Anatoly extended his hand to her. “Miss Whitman? Thank you for seeing me. This is—”

Bianca’s hand flew to her mouth. “You’re Sophie Katz, Leah’s sister!”

Well, so much for that plan. Anatoly looked away to better hide the pained expression on his face.

“You know me?” My hand instinctively clenched into a fist.

“Yes, of course! I’ve read every one of your books! I…oh, you must hate me. I don’t blame you. I didn’t mean for any of this to happen.” She bit her lip and looked down at her kitten-heeled sling-backs. “I keep thinking that this is some kind of nightmare—that none of this could possibly be true.”
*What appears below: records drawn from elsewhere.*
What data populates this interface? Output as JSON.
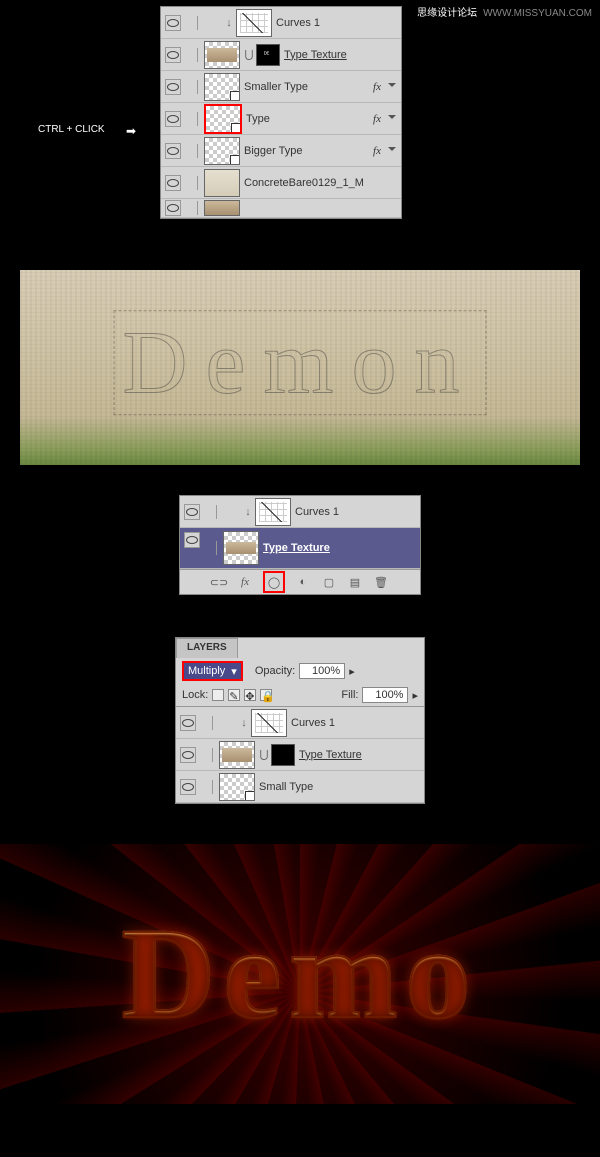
{
  "watermark": {
    "cn": "思缘设计论坛",
    "en": "WWW.MISSYUAN.COM"
  },
  "hint": "CTRL + CLICK",
  "p1": {
    "layers": [
      {
        "name": "Curves 1"
      },
      {
        "name": "Type Texture"
      },
      {
        "name": "Smaller Type",
        "fx": "fx"
      },
      {
        "name": "Type",
        "fx": "fx"
      },
      {
        "name": "Bigger Type",
        "fx": "fx"
      },
      {
        "name": "ConcreteBare0129_1_M"
      }
    ]
  },
  "demon": "Demon",
  "p2": {
    "layers": [
      {
        "name": "Curves 1"
      },
      {
        "name": "Type Texture"
      }
    ]
  },
  "p3": {
    "tab": "LAYERS",
    "blend": "Multiply",
    "opacity_l": "Opacity:",
    "opacity": "100%",
    "lock": "Lock:",
    "fill_l": "Fill:",
    "fill": "100%",
    "layers": [
      {
        "name": "Curves 1"
      },
      {
        "name": "Type Texture"
      },
      {
        "name": "Small Type"
      }
    ]
  },
  "gold": "Demo"
}
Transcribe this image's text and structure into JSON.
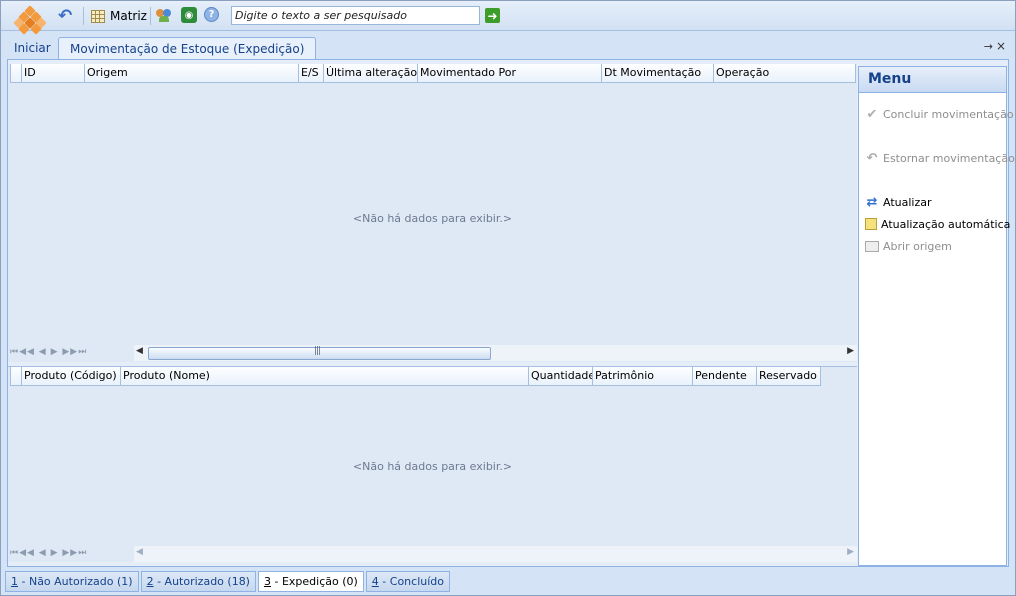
{
  "toolbar": {
    "matriz_label": "Matriz",
    "search_placeholder": "Digite o texto a ser pesquisado"
  },
  "tabs": {
    "home": "Iniciar",
    "active": "Movimentação de Estoque (Expedição)",
    "pin": "→",
    "close": "×"
  },
  "grid1": {
    "columns": [
      "ID",
      "Origem",
      "E/S",
      "Última alteração",
      "Movimentado Por",
      "Dt Movimentação",
      "Operação"
    ],
    "empty_text": "<Não há dados para exibir.>"
  },
  "grid2": {
    "columns": [
      "Produto (Código)",
      "Produto (Nome)",
      "Quantidade",
      "Patrimônio",
      "Pendente",
      "Reservado"
    ],
    "empty_text": "<Não há dados para exibir.>"
  },
  "menu": {
    "title": "Menu",
    "items": [
      {
        "label": "Concluir movimentação",
        "icon": "check-icon",
        "enabled": false
      },
      {
        "label": "Estornar movimentação",
        "icon": "undo-icon",
        "enabled": false
      },
      {
        "label": "Atualizar",
        "icon": "refresh-icon",
        "enabled": true
      },
      {
        "label": "Atualização automática",
        "icon": "auto-refresh-icon",
        "enabled": true
      },
      {
        "label": "Abrir origem",
        "icon": "open-icon",
        "enabled": false
      }
    ]
  },
  "status_tabs": [
    {
      "num": "1",
      "label": " - Não Autorizado (1)"
    },
    {
      "num": "2",
      "label": " - Autorizado (18)"
    },
    {
      "num": "3",
      "label": " - Expedição (0)"
    },
    {
      "num": "4",
      "label": " - Concluído"
    }
  ],
  "active_status_tab": 2,
  "colors": {
    "accent": "#15428b",
    "background": "#d4e3f5",
    "logo": "#f39a3c"
  }
}
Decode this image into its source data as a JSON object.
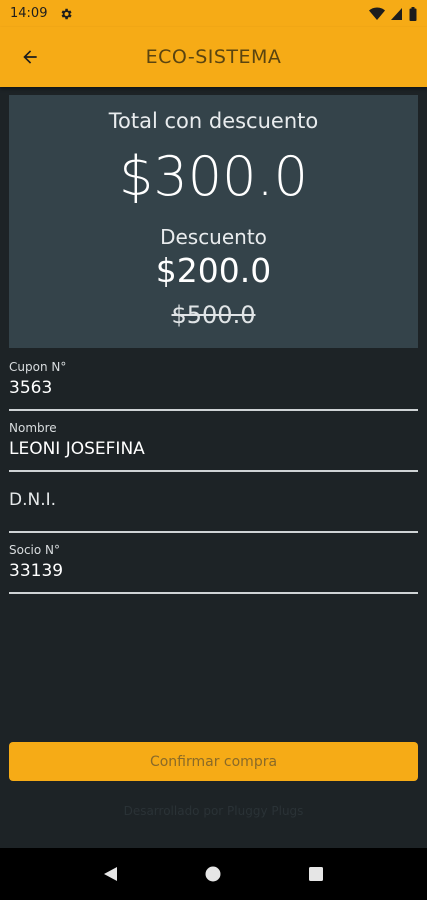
{
  "status_bar": {
    "time": "14:09"
  },
  "app_bar": {
    "title": "ECO-SISTEMA"
  },
  "summary": {
    "total_label": "Total con descuento",
    "total_value": "$300.0",
    "discount_label": "Descuento",
    "discount_value": "$200.0",
    "original_price": "$500.0"
  },
  "fields": {
    "cupon": {
      "label": "Cupon N°",
      "value": "3563"
    },
    "nombre": {
      "label": "Nombre",
      "value": "LEONI JOSEFINA"
    },
    "dni": {
      "placeholder": "D.N.I."
    },
    "socio": {
      "label": "Socio N°",
      "value": "33139"
    }
  },
  "confirm_label": "Confirmar compra",
  "footer_note": "Desarrollado por Pluggy Plugs",
  "colors": {
    "accent": "#f6ab16",
    "background": "#1d2326",
    "card": "#34434a"
  }
}
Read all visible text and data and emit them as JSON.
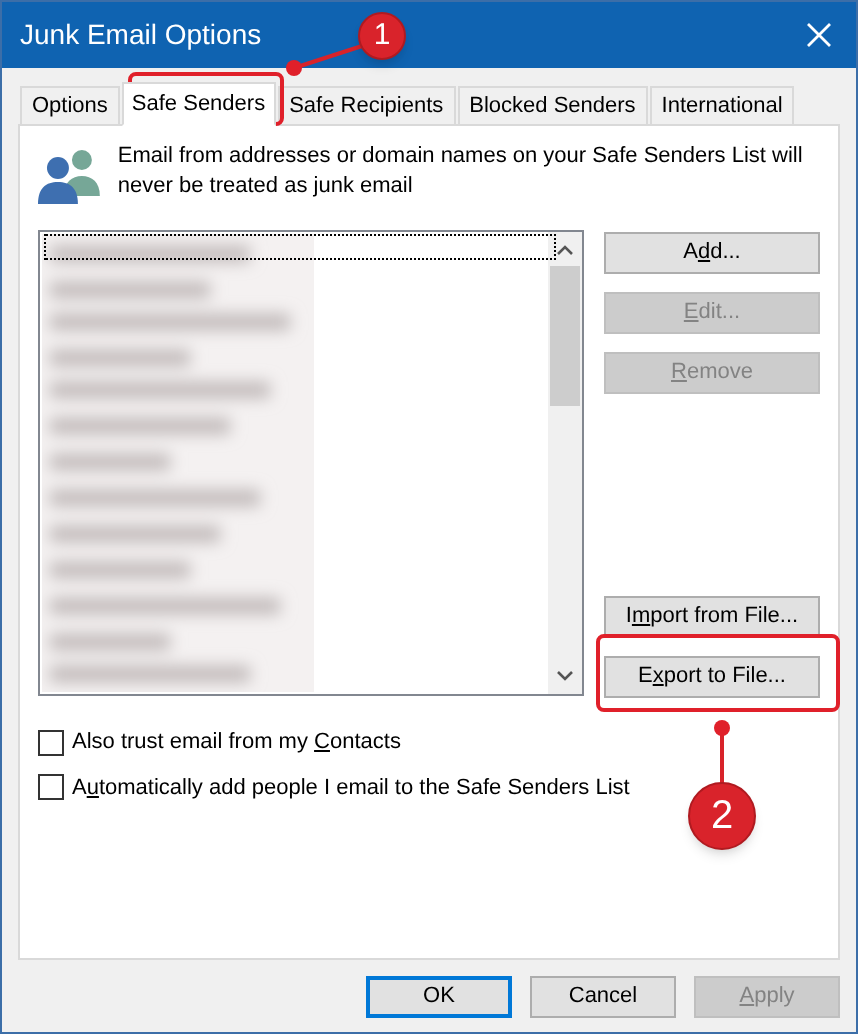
{
  "window": {
    "title": "Junk Email Options"
  },
  "tabs": [
    {
      "label": "Options",
      "selected": false
    },
    {
      "label": "Safe Senders",
      "selected": true
    },
    {
      "label": "Safe Recipients",
      "selected": false
    },
    {
      "label": "Blocked Senders",
      "selected": false
    },
    {
      "label": "International",
      "selected": false
    }
  ],
  "info": {
    "text": "Email from addresses or domain names on your Safe Senders List will never be treated as junk email"
  },
  "side_buttons": [
    {
      "label": {
        "before": "A",
        "key": "d",
        "after": "d..."
      },
      "disabled": false
    },
    {
      "label": {
        "key": "E",
        "after": "dit..."
      },
      "disabled": true
    },
    {
      "label": {
        "key": "R",
        "after": "emove"
      },
      "disabled": true
    },
    {
      "label": {
        "before": "I",
        "key": "m",
        "after": "port from File..."
      },
      "disabled": false
    },
    {
      "label": {
        "before": "E",
        "key": "x",
        "after": "port to File..."
      },
      "disabled": false
    }
  ],
  "checkboxes": [
    {
      "label": {
        "before": "Also trust email from my ",
        "key": "C",
        "after": "ontacts"
      },
      "checked": false
    },
    {
      "label": {
        "before": "A",
        "key": "u",
        "after": "tomatically add people I email to the Safe Senders List"
      },
      "checked": false
    }
  ],
  "footer_buttons": [
    {
      "label": {
        "before": "OK"
      },
      "disabled": false,
      "default": true
    },
    {
      "label": {
        "before": "Cancel"
      },
      "disabled": false,
      "default": false
    },
    {
      "label": {
        "key": "A",
        "after": "pply"
      },
      "disabled": true,
      "default": false
    }
  ],
  "annotations": [
    {
      "label": "1"
    },
    {
      "label": "2"
    }
  ]
}
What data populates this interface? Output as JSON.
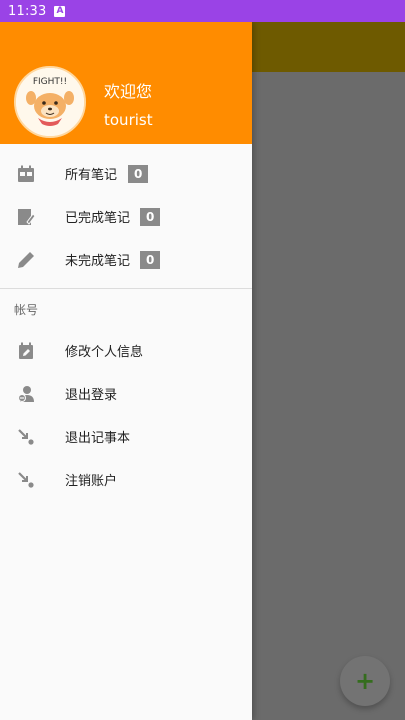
{
  "status_bar": {
    "time": "11:33",
    "notification_icon": "A"
  },
  "drawer": {
    "header": {
      "welcome": "欢迎您",
      "username": "tourist",
      "avatar_text": "FIGHT!!",
      "background_color": "#ff8c00"
    },
    "notes": [
      {
        "label": "所有笔记",
        "count": "0",
        "icon": "calendar-icon"
      },
      {
        "label": "已完成笔记",
        "count": "0",
        "icon": "edit-note-icon"
      },
      {
        "label": "未完成笔记",
        "count": "0",
        "icon": "pencil-icon"
      }
    ],
    "account": {
      "title": "帐号",
      "items": [
        {
          "label": "修改个人信息",
          "icon": "edit-calendar-icon"
        },
        {
          "label": "退出登录",
          "icon": "account-remove-icon"
        },
        {
          "label": "退出记事本",
          "icon": "exit-arrow-icon"
        },
        {
          "label": "注销账户",
          "icon": "cancel-account-icon"
        }
      ]
    }
  },
  "fab": {
    "label": "+"
  }
}
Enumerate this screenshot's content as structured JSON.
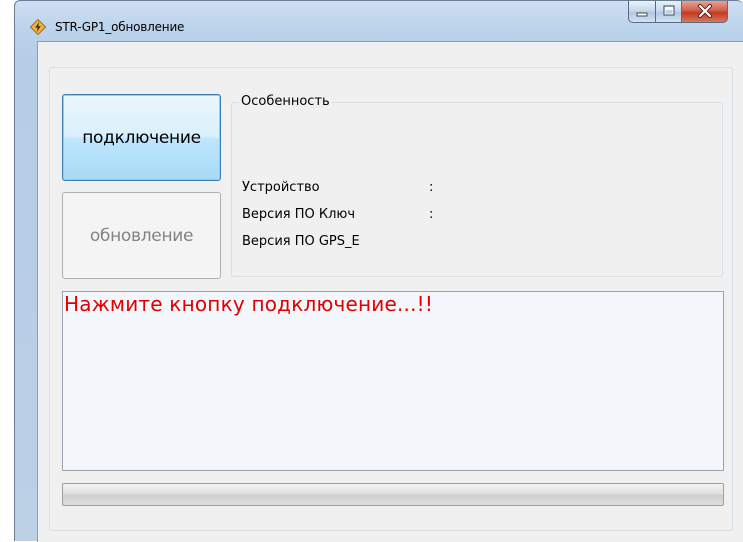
{
  "window": {
    "title": "STR-GP1_обновление"
  },
  "buttons": {
    "connect_label": "подключение",
    "update_label": "обновление"
  },
  "info": {
    "group_title": "Особенность",
    "device_label": "Устройство",
    "device_colon": ":",
    "key_version_label": "Версия ПО Ключ",
    "key_version_colon": ":",
    "gps_version_label": "Версия ПО GPS_E"
  },
  "log": {
    "message": "Нажмите кнопку подключение...!!",
    "message_color": "#e00000"
  },
  "progress": {
    "value_percent": 0
  },
  "icons": {
    "app": "lightning-diamond-icon",
    "minimize": "minimize-icon",
    "maximize": "maximize-icon",
    "close": "close-icon"
  }
}
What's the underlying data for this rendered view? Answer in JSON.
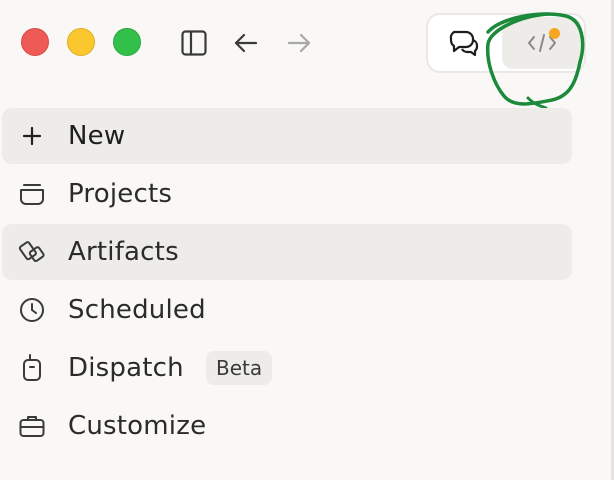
{
  "window": {
    "controls": {
      "close_color": "#ee5a55",
      "minimize_color": "#fbc72e",
      "zoom_color": "#33c04a"
    },
    "toolbar": {
      "sidebar_toggle_icon": "sidebar-toggle-icon",
      "back_icon": "arrow-left-icon",
      "forward_icon": "arrow-right-icon",
      "forward_enabled": false
    },
    "mode_switch": {
      "options": [
        {
          "icon": "chat-bubbles-icon",
          "selected": false
        },
        {
          "icon": "code-icon",
          "selected": true,
          "badge_dot_color": "#f6a623"
        }
      ],
      "annotation_color": "#1b8a3a"
    }
  },
  "sidebar": {
    "items": [
      {
        "icon": "plus-icon",
        "label": "New",
        "active": true
      },
      {
        "icon": "projects-tray-icon",
        "label": "Projects",
        "active": false
      },
      {
        "icon": "artifacts-shapes-icon",
        "label": "Artifacts",
        "active": true
      },
      {
        "icon": "clock-icon",
        "label": "Scheduled",
        "active": false
      },
      {
        "icon": "device-icon",
        "label": "Dispatch",
        "active": false,
        "badge": "Beta"
      },
      {
        "icon": "briefcase-icon",
        "label": "Customize",
        "active": false
      }
    ]
  }
}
“No, it’s true,” I said flatly. “Someone shot the bastard.”

Anatoly looked up at the ceiling and mumbled something in Russian, and Bianca’s eyes welled up with tears. “God help me, this is all my fault!”

Now, that was interesting. Anatoly and I exchanged quick looks. He put a comforting hand on her arm.

“Why don’t we step inside and talk.”

Bianca nodded weakly and turned to lead us into her home. The place was tastefully appointed in a very Laura Ashley way. She waved a hand at a floral couch and Anatoly and I took our seats. Bianca went to her purse, pulled out a lace handkerchief and gently dabbed her eyes. First Cheryl and now Bianca—at what point did hankies come back in vogue?